Multilevel dynamic games (m.d.g.) provide a general concept that makes it possible to formalize the autonomy of subsystems and the hierarchical structure of the entire system.

  1. The tree of an m.d.g. is a finite tree \(D\) with a distinguished vertex \(O\). The vertices of the tree \(D\) will be called positions. Let \(k\) and \(l\) be positions of \(D\); \(l < k\) if \(k\) lies on the non-self-intersecting path connecting \(O\) with \(l\) \((l \ne k)\). The rank \(R(k)\) of a position \(k\) is the number \(r\) of such positions \(l\) that \(k \le l\), \(R(k)=\{\,| \{l\}| : l \in D;\ l \le k\,\}\). The set \(U_r=\{k \in D: R(k)=r\}\) of positions of one rank is the level of rank \(r\), or simply the \(r\)-th level. A position \(l \in D\) is subordinate to a position \(k \in D\) if \(l < k\) and there is no \(r \in K\), distinct from \(l\) and \(k\), such that \(l < r < k\).

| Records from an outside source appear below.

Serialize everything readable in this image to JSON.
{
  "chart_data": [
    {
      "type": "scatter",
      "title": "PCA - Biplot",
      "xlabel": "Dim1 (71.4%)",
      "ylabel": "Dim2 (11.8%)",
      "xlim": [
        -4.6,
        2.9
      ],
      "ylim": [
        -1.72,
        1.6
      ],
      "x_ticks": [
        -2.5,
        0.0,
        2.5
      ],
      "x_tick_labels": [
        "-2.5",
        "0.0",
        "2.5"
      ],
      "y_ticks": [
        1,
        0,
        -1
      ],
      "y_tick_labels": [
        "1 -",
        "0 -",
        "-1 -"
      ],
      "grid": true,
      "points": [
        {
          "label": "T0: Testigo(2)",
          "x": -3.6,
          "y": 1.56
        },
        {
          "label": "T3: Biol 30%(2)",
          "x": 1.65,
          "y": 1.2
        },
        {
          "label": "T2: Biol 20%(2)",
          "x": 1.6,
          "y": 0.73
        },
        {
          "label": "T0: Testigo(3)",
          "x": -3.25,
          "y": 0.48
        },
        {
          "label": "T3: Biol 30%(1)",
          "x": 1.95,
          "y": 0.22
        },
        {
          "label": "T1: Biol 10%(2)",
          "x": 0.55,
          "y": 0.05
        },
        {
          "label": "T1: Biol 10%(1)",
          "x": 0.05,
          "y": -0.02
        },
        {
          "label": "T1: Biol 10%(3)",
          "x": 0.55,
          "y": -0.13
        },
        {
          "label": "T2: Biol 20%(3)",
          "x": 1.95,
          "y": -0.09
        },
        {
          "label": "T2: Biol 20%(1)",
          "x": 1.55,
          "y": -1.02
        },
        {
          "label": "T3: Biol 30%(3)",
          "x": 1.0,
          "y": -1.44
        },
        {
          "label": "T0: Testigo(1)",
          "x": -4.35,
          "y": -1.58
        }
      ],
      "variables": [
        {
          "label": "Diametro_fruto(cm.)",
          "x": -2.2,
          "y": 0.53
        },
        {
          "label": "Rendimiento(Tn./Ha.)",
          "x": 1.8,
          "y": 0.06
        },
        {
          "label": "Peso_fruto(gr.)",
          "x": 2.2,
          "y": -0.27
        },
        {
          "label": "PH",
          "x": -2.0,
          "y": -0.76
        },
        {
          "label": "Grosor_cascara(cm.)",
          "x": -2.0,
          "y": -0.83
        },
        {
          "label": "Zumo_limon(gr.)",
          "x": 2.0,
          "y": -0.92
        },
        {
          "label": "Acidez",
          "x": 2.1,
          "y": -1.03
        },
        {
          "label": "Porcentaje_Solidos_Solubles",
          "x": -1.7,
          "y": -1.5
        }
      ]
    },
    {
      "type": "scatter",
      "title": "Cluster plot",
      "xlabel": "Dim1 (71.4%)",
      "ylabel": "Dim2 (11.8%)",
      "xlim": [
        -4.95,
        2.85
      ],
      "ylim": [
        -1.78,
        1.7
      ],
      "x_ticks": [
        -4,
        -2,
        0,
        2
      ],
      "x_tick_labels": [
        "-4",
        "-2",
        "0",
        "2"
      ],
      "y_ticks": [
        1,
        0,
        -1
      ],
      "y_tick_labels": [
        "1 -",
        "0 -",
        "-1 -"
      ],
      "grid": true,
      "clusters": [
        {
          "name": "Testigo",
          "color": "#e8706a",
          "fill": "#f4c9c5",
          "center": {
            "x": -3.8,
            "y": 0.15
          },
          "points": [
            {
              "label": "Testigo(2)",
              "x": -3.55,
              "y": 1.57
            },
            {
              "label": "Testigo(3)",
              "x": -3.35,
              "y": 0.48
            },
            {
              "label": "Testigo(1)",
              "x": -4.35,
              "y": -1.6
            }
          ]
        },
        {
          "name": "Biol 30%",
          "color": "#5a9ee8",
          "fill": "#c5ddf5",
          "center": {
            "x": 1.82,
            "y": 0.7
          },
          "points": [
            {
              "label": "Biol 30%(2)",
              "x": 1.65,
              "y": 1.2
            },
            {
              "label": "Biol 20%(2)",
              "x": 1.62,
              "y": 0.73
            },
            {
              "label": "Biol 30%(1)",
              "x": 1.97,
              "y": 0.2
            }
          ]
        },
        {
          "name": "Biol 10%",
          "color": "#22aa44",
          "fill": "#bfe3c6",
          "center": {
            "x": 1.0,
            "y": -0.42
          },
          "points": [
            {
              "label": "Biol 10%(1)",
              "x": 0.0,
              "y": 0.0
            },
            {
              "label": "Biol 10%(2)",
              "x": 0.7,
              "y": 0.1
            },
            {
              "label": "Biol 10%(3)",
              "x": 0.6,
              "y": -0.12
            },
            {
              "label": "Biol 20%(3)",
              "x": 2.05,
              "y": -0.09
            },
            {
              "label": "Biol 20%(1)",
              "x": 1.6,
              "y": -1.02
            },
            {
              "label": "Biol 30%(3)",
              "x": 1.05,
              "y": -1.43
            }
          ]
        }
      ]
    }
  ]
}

Let us describe the structure of a position \(k \in D\). With each position we associate a game \(\Gamma^{(k)}=\langle I^{(k)};\ \{\gamma_i\}^{(k)},\ i=1,2,\ldots,n_k\rangle\), specified by the set of players \(I^{(k)}\) and the set of possible states of the game \(\{\gamma_i\}^{(k)}\). To a state
\[ \gamma_i=\langle \{X_j(i),\ j \in I^{(k)}\};\ \{h^{(k)}(i)\}\rangle \]
of the game \(\Gamma^{(k)}\) there correspond various sets of pure strategies of each player \(X_j^{(k)}(i)\), \(j \in I^{(k)}\), and his payoff function \(h_j^{(k)}(i)\), \(j \in I^{(k)}\), mapping the set of possible situations in pure strategies
\[ \bar{x}=(x_{j_1},\ldots,x_{j_{r_k}})\in \prod_{j\in I^{(k)}} X_j^{(k)}(i) \]
into the set of real numbers.

  1. An m.d.g. proceeds in discrete time \((t=0,1,2,\ldots)\), and at each moment games are played in all positions of one level. Suppose that at time \(t\) games take place in positions of the level of rank \(r\), which is not the level of maximal rank. Then the pure strategies chosen by the players of each position determine their payoff and, in addition, the probability of transition to a new state of the games of positions of rank \(r+1\) subordinate to the given position. This probability for each position is determined by a function \(P_{kl}(\bar{x}^{(k)};\gamma_i^{(l)})\), defined for all positions \(l\) of level \(r+1\) subordinate to position \(k\) of level \(r\), and being a probability distribution on the set of states \(\{\gamma_i\}^{(l)} \cup \gamma^{(0)}\) for fixed \(\bar{x}^{(k)}\). Transition of a game to the state \(\gamma^{(0)}\) means its termination. We require that the lower bound, over all variables and all positions, of the probability of termination of the game be greater than \(\alpha,\ \alpha>0\).

A multilevel dynamic game begins at rank level 1 (position 0) and continues in the manner described above until the level of maximal rank is reached (the forward course of the play), after which the reverse course of the play begins: positions of maximal rank determine new states of the games of the higher positions by means of a function \(O(\bar{x}^{(k_1)}, \bar{x}^{(k_2)}, \ldots, \bar{x}^{(k_j)}, \psi_l^t)\), which depends on the state of the game in the given higher position \(l\) and on the situations \(\{\bar{x}^{(k)}\}\) in all positions subordinate to \(l\), and which determines a probability distribution on the set of possible states of the games of position \(l\). The play ends when level 0 is reached. A multilevel dynamic game consists of infinitely repeated plays and terminates when the game terminates in at least one position. A player’s payoff accumulates over the course of the game.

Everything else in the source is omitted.